De Inspecteur der Vrijwillige Landstorm is er maar druk mee. Er moet veel georganiseerd worden, want in het begin is er zowat niets voor handen.
In Nederland wordt het woord Landstorm voor het eerst gebruikt in 1813 door toedoen van de ‘Prins van Oranje-Nassau’. Hij wordt later ‘Koning Willem I’. Bij afwezigheid van een Nederlands leger worden Oranje-trouwe legeronderdelen gevormd van gewone burgers. Alle ‘weerbare mannen’ van 17 tot 50 jaar oud, moeten zich gaan organiseren in bataljons om de eigen woonomgeving te verdedigen, gewapend met geweer of piek. Van vrijwilligheid is geen sprake.
Deze Landstormbataljons nemen deel aan de gevechten van de bevrijdingsoorlog van 1813-1814. Zij helpen mee om de Franse troepen van Napoleon het land uit te zetten. Nadat ‘Napoleon Bonaparte’ in 1815 wordt verslagen, worden ook de Landstormbataljons opgeheven. Nederland is vanaf nu een Koninkrijk met Willem I als koning. Vanaf nu bestaat er een vast Nederlands leger.
Het woord Landstorm is zodoende gedurende de 19e eeuw in Nederland niet een onbekend begrip.
Nederland is rond 1900 druk bezig met het moderniseren van zijn leger. Wij – als Nederland – zijn neutraal en onze focus is daarom vooral op de verdediging van ons land. Het moderniseren van het leger is eigenlijk een continu proces. Nieuwe wapens zorgen voor nieuwe tactieken. Nieuwe mogelijkheden zorgen voor nieuwe strategieën. Deze zorgen weer voor de behoefte aan nieuwe wetten.

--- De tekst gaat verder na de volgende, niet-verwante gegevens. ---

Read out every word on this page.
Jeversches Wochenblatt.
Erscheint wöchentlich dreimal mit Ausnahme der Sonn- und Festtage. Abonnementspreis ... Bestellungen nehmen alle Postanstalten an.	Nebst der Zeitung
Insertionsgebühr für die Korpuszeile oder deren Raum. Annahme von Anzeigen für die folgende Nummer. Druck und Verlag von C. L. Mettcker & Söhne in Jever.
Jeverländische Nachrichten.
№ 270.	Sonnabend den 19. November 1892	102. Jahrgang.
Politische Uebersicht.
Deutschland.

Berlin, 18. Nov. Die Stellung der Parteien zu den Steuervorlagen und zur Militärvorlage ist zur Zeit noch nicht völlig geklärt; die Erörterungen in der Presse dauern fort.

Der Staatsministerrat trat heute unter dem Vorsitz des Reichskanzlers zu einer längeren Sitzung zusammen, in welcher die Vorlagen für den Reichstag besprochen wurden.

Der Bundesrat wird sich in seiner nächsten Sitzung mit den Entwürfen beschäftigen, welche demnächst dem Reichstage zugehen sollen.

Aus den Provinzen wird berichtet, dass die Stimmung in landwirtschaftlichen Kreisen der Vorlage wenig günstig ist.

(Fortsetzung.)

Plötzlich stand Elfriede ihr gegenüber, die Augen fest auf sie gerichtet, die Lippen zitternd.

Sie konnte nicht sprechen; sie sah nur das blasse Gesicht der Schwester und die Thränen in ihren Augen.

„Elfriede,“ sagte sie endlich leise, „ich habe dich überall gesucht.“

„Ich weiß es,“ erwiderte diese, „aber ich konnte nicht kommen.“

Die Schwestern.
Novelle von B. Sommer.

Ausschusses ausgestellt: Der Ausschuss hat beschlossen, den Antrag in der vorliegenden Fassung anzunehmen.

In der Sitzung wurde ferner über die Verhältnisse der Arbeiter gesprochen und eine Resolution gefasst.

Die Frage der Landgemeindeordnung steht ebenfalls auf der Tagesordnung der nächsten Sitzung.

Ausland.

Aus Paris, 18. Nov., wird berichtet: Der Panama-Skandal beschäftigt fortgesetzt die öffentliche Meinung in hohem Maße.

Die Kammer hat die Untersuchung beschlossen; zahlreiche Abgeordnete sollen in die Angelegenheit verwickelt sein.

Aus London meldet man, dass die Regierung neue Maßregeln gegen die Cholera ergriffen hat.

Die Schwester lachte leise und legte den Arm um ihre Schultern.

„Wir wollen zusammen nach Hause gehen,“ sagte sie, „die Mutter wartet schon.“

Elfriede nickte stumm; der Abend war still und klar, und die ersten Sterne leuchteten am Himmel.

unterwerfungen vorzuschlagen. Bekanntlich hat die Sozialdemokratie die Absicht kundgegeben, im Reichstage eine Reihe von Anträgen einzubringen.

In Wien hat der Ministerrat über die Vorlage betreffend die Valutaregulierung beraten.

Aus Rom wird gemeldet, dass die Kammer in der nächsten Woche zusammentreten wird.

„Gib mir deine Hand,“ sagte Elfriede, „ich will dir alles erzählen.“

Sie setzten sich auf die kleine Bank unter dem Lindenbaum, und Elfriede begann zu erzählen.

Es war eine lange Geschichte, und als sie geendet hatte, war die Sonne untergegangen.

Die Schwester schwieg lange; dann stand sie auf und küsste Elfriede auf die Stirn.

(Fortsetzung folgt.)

Het Nederlandse leger is in de 19de eeuw gebouwd op vooral de wetten, die we overnemen van de Fransen als Willem I koning wordt. Vooral de legerwetten zijn rond de eeuwwisseling oud en achterhaald. Het is tijd om bestaande wetten af te schaffen, te vervangen of helemaal opnieuw te ontwerpen.
Zo komen er moderne schepen; we gaan bouwen met staal in plaats van met hout. Moderne vuurwapens zoals het machinegeweer doen hun intrede. Er wordt een nieuwe Dienstplicht ingevoerd en de leefomstandigheden van de militairen in kazernes verbeteren. Het moderniseren van je leger betekent vooral de laatste techniek toepassen en snel kunnen opschalen. Dit worden de belangrijkste focuspunten van de Nederlandse generalen.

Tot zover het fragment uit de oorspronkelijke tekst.